Load shedding will hurt SA's economic growth, say economists
While economists and business leaders agree that it is difficult to quantify exactly how much turnover has been lost by business due to load shedding, there is consensus that the amount runs into billions of rands.
JOHANNESBURG - While economists and business leaders agree that it is difficult to quantify exactly how much turnover has been lost by business due to load shedding, there is consensus that the amount runs into billions of rands.
Eskom has admitted that it is battling to keep the lights on due to a lack of diesel, along with financial and structural problems.
The country has seen stage four load shedding since last week, with no end in sight.
Standard Bank chief economist Goolam Ballim says that as the lights fade, so are the hopes of the country's projected overall growth rising to new levels.
"It seems plausible that economic growth in 2019 willl be below 1%."
Business Unity CEO Tanya Cohen says that Eskom needs to come up with a concrete plan.
"We think that we really need a concrete plan as a country, we need to have very clear communication, in terms of what the steps are that are being taken by Eskom, and we think that certainly a realistic view of load shedding is required."
Meanwhile, Eskom has denied reports that it has started planning for stage 5 and 6 load shedding, as it struggles to keep the country's lights on.

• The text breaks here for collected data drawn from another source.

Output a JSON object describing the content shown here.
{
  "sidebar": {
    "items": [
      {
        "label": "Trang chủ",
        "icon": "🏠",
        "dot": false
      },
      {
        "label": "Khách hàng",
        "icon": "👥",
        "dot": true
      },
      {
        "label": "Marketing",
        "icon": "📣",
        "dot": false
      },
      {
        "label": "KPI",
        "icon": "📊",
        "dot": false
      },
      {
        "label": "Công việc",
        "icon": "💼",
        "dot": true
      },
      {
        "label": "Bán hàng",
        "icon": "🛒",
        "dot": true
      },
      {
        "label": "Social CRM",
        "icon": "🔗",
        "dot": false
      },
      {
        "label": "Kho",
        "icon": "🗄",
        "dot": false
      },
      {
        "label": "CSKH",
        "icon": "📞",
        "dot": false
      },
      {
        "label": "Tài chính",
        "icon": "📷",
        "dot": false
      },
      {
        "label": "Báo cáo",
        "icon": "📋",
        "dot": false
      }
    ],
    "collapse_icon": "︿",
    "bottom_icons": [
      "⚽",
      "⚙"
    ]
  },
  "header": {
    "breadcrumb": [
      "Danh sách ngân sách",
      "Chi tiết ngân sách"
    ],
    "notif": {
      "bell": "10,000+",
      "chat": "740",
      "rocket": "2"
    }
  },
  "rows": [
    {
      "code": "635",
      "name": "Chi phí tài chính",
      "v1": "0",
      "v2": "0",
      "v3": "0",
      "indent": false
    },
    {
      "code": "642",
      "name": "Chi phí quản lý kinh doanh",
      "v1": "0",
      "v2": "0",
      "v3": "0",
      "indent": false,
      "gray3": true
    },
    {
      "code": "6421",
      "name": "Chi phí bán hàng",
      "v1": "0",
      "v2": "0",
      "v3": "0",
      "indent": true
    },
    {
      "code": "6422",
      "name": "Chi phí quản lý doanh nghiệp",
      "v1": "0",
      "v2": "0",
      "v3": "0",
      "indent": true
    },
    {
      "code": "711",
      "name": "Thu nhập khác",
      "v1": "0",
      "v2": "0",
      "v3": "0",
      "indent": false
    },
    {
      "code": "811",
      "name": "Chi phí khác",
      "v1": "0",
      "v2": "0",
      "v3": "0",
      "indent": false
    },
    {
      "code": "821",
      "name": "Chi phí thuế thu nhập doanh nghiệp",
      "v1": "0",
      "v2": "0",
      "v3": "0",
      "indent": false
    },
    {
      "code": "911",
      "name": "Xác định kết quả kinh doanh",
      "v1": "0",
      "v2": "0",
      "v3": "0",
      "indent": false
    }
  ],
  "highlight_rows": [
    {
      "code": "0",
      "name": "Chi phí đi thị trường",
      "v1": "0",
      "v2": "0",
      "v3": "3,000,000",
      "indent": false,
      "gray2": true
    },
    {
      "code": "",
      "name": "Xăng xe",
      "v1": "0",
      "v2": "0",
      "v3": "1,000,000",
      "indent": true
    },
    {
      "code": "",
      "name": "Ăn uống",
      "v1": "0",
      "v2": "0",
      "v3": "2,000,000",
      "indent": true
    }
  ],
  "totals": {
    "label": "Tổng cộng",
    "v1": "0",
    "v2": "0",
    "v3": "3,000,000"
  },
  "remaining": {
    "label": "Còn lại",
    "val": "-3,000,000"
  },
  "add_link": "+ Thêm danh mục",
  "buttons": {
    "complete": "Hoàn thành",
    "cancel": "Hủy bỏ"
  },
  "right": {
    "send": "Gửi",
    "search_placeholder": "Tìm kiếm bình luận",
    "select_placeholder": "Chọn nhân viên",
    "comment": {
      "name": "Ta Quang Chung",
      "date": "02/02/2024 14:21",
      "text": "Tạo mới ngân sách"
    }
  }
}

Fin24 reported on Tuesday that officials had started preparations for stage 5 and 6 which would imply shedding 5,000 and 6,000 megawatts, respectively.
However, Eskom’s Andrew Etzinger said they hoped to take load shedding to a lower stage over the next few days.
"Eskom is implementing stage 4 load shedding with no requirement to take that beyond stage 4, but media reports are to the contrary. There’s no requirement at this stage to escalate to stage 5 and 6."